Closed Sairam13001 closed 1 year ago
Hi, thanks for your interest in our work. In my understanding, it is not necessary to divide your custom dataset into DET and VID. It is just a special division of ILSVRC2015 datasets. For training the single frame baseline, you can use all of the custom datasets for training, but there is no learning of temporal knowledge during this stage. Each frame of the video data is regarded as a separate image for training the image detector. For more details on how to re-organize the customs dataset, I'd suggest you refer to the JSON data we provided in this link: https://drive.google.com/drive/folders/1cCXY41IFsLT-P06xlPAGptG7sc-zmGKF?usp=sharing.
Ohh, okay. I get it. Thank you for your quick reply.
I went through the JSON files. Could you let me know what 'Instance ID' means?
Hi, instance ID is not used in our code in fact. Since we are following MMTracking for preparing the JSON data in this link: https://github.com/open-mmlab/mmtracking/blob/master/tools/convert_datasets/ilsvrc/imagenet2coco_vid.py, our JSON files also include this key. In my understanding, 'Instance ID' is used for multi-object tracking because MMTracking is a unified framework for video object detection and multi-object tracking.

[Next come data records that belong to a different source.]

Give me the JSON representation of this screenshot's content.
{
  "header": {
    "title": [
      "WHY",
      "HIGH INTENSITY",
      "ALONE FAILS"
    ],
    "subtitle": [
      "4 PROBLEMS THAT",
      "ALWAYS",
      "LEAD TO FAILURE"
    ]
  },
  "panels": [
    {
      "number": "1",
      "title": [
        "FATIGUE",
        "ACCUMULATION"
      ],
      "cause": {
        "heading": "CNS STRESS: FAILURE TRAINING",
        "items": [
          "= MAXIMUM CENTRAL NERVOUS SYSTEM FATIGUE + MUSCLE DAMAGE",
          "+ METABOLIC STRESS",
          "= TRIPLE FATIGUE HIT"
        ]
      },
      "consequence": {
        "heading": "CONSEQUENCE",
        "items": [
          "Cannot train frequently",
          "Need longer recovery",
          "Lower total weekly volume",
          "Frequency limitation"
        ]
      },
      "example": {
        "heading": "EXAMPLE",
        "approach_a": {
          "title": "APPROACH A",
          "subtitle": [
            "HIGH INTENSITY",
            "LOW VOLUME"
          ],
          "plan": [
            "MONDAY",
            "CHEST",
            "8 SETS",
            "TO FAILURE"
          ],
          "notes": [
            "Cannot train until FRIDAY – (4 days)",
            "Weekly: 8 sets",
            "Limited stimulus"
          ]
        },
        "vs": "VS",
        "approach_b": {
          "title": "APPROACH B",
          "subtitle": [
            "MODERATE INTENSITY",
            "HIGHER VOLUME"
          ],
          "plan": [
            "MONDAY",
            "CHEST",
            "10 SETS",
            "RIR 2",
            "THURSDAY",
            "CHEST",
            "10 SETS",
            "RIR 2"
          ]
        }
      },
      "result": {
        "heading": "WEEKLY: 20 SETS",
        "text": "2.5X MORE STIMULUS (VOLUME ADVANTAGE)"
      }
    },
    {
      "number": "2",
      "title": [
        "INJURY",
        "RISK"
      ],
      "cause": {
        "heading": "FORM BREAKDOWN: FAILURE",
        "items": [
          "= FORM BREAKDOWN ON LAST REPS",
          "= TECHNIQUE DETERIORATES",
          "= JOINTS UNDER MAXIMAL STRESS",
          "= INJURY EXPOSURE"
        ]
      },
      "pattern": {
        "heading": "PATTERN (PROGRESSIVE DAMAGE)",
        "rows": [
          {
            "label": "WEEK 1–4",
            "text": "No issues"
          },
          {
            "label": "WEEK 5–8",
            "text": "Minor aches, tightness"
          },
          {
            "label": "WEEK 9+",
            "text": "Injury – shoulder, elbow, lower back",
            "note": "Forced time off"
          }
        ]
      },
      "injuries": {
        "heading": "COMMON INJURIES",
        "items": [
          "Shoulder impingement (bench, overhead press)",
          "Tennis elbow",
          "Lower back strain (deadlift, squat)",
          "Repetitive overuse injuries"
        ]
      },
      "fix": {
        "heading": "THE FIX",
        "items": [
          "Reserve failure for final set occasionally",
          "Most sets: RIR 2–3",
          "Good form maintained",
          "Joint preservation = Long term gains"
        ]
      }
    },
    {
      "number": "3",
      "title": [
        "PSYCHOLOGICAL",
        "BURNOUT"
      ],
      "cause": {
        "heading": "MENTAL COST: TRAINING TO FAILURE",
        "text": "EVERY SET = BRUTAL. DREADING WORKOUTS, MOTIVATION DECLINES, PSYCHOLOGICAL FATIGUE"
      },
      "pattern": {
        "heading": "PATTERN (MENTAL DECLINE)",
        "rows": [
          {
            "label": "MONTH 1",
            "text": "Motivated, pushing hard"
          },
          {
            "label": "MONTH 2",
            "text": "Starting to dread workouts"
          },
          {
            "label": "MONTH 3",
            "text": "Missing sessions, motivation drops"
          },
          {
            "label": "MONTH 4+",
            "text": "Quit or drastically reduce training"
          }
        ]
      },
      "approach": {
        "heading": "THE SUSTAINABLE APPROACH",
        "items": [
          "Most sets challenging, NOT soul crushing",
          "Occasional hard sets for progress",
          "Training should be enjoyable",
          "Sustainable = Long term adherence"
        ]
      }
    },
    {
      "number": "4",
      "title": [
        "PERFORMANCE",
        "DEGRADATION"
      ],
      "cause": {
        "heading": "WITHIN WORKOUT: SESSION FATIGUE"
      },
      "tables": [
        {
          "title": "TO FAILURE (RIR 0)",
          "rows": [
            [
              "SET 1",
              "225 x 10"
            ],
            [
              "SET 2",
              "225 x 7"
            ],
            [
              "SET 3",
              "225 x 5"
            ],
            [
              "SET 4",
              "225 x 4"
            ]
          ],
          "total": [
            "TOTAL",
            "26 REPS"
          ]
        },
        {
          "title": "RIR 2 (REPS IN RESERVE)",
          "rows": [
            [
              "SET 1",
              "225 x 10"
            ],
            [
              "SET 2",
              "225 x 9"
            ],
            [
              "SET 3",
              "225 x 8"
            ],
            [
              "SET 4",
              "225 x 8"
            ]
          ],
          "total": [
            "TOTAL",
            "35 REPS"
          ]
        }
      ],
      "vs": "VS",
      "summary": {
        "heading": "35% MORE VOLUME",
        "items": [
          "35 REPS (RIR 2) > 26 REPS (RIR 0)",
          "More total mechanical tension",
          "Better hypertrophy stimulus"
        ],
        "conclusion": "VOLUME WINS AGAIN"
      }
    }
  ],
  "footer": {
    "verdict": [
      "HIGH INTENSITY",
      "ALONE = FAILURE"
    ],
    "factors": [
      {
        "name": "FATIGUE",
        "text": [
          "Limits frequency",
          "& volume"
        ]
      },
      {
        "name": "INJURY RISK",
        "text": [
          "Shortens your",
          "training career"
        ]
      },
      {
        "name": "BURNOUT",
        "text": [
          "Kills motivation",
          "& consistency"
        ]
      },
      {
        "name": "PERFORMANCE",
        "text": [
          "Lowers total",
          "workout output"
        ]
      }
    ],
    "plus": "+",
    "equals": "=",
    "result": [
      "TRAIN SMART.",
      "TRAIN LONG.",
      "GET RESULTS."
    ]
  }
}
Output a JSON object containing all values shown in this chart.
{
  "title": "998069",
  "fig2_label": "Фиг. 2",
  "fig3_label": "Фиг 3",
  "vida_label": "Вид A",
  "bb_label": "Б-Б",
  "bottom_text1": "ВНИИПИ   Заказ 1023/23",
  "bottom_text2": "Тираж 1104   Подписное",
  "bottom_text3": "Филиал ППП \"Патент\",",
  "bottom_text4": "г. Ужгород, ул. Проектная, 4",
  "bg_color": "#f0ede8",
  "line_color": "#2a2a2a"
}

Understood. Thank you so much.
Your work is amazing. Thank you for open sourcing the code.
I want to train a model on a custom video dataset that has 40 train videos with around 15000 frames.
In your approach, you are using both ILSVRC2015 DET and VID datasets right. Is there a necessity to have two such datasets.
If no, could you kindly let me know how I can prepare my dataset for training.
Would you suggest I break my video dataset into DET and VID datasets and use DET for training SingleFrameBaseline and VID for training TransVOD Lite?